Again, thanks for responding so quickly and thoroughly.

My example I’m posting is based on a commercial test suite, so I’ve

been trying to use my own cutdown version as an example so as not

to violate any legalities.

The thing that was missing from your Compiler Explorer example is

that the definition of the enumeration type should read:

enum enum_type1 {a, b, c = ULONG_MAX}

…which forces the enum_type1 to be represented as a long(-long?).

I’ve edited your example: Compiler Explorer

…to answer your second question, I’m inside of llvm at the point

that I’m having trouble – it’s at this point that it tells me a variable

of type bob has only a single field that is an integer of 128 bits.

Tim

OK, so the compiler explorer example shows at this point that it is modeled as a structure in LLVM {i64, i64}.

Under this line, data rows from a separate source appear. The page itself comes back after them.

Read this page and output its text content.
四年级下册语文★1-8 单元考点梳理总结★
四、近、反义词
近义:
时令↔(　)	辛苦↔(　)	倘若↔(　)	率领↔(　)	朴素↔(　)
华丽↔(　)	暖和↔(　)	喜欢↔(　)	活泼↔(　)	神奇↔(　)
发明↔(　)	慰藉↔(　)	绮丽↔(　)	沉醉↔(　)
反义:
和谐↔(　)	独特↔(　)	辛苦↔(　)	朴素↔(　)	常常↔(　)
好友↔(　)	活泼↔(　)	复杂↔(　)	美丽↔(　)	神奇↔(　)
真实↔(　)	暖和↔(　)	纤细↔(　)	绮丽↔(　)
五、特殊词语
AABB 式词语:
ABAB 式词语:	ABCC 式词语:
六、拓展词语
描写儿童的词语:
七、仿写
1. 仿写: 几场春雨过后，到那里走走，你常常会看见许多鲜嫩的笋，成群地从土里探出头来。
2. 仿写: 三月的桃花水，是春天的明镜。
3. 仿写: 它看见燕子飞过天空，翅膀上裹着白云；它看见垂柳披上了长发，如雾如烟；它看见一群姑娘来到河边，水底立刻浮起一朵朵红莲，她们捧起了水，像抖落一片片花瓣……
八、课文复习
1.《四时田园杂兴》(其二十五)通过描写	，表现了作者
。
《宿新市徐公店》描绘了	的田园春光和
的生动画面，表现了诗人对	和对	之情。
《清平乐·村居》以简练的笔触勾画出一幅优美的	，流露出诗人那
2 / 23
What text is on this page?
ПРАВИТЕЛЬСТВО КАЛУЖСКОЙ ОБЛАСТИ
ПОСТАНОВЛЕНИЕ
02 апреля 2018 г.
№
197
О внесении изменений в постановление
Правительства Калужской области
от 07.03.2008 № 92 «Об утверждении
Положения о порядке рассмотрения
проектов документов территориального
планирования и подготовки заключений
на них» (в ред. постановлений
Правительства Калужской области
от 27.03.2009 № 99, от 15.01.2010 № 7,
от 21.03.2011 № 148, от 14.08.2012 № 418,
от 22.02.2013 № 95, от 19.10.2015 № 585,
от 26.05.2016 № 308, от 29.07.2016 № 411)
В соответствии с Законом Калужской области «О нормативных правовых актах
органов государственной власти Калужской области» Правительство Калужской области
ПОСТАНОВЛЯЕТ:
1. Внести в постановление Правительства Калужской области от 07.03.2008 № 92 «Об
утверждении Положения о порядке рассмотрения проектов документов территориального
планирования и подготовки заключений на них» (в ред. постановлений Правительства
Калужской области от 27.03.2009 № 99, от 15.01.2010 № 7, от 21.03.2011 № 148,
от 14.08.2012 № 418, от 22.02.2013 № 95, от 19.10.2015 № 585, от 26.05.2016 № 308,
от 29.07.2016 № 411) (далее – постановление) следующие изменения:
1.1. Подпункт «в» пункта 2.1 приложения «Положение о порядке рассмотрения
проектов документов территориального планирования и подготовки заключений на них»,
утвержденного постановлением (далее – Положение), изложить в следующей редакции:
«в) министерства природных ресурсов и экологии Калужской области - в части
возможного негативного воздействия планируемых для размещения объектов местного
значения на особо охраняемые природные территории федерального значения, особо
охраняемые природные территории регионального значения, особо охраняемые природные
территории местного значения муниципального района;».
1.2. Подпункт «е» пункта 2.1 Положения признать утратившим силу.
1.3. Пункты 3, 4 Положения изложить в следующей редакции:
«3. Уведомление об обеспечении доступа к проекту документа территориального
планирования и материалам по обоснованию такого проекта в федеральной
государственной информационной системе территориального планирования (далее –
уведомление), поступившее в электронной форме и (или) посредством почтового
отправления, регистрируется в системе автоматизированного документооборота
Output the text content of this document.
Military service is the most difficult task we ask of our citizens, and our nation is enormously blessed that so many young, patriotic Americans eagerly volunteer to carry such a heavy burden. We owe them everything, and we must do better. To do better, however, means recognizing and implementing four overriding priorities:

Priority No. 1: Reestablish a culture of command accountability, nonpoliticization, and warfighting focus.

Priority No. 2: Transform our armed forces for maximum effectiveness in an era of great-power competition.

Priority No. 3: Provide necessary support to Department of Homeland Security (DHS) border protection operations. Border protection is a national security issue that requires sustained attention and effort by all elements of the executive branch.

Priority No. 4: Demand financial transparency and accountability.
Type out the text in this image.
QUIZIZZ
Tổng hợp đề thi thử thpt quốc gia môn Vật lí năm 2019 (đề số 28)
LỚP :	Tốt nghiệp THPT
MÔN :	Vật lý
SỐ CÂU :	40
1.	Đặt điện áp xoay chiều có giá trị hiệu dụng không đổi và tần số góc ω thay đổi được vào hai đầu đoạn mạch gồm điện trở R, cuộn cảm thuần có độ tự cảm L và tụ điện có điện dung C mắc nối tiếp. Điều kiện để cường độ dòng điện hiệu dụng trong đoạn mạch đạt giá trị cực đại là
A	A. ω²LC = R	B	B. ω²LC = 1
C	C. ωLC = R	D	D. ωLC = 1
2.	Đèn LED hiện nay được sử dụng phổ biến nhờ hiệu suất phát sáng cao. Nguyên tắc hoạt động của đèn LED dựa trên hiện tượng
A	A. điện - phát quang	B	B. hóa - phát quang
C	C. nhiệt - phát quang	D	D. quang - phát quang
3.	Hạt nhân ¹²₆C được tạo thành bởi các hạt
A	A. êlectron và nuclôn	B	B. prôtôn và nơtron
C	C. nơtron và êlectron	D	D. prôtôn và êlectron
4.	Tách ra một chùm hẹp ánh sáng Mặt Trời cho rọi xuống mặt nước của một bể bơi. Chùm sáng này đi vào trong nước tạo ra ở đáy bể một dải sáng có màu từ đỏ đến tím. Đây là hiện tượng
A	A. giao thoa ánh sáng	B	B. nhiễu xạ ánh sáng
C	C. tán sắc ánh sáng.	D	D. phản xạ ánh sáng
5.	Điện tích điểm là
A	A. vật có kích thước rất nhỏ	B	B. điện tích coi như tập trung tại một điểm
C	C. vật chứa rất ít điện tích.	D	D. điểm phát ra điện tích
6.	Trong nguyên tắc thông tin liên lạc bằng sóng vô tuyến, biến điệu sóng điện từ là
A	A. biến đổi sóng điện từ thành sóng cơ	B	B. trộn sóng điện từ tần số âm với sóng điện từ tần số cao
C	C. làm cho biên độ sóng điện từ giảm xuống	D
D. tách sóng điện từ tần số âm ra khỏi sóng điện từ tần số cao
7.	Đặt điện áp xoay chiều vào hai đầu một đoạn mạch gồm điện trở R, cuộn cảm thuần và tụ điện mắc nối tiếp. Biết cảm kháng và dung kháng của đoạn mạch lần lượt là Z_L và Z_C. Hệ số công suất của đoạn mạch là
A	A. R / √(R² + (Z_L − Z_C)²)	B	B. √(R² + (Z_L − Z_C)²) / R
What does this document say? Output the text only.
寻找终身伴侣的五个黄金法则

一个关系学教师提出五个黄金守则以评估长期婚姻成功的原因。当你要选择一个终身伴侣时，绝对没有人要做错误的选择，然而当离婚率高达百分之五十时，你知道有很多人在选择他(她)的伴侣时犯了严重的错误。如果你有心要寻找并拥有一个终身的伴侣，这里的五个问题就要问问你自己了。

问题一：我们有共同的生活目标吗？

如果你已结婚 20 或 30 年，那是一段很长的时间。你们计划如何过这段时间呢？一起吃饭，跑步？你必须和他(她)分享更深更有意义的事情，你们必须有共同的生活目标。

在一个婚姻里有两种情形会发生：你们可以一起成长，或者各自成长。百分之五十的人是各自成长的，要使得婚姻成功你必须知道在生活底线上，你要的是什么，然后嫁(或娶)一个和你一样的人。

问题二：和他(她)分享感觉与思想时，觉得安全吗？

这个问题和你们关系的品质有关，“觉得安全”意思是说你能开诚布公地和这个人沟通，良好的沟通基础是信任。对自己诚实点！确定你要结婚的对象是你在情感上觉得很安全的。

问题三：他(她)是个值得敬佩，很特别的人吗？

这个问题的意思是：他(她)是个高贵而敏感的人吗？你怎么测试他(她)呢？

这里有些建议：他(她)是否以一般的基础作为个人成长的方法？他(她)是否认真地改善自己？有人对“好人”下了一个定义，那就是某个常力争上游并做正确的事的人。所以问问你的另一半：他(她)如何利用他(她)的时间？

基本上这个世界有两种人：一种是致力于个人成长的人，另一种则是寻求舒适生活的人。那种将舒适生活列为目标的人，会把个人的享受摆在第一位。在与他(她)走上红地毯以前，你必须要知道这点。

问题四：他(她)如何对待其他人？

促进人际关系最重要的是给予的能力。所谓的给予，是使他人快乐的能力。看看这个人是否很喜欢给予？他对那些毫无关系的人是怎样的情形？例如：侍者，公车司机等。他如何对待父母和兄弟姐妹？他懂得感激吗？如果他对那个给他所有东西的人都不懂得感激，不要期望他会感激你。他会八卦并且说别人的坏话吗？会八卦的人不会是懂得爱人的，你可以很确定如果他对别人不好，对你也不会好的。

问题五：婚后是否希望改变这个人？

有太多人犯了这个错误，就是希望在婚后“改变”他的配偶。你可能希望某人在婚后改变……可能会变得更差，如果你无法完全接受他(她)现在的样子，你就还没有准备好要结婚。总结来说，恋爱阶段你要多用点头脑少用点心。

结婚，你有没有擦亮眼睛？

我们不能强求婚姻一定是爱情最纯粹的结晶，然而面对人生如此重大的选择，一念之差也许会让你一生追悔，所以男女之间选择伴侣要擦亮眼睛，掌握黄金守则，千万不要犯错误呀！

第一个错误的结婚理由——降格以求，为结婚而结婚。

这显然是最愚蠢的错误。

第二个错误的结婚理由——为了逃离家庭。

Now when there is no need to cross the function ABI boundary, the compiler may optimize things differently, like here: Compiler Explorer

In this case it’ll use an i128 to load the struct as a single block and manipulate it a such. This is all quite normal in LLVM though, what kind of issue do you hit with this?

Cool – I was guessing that this was an efficiency optimization…

…but how does one turn it off?

For example, if one’s target architecture could not load an i128,

then this optimization would be more cumbersome than helpful, so

I would have thought that there’d be a clang/llvm setting or flag to

make it stick to the types the user specified…?

Best,

Tim

In general this kind of things are controlled by the target indeed, in the form of the DataLayout.

I don’t remember all the details, but I think it is always legal to load an i128 instead of two i64 at the LLVM IR level, and rely on lowering passes in the backend to legalize this by splitting such a wide load in two smaller ones.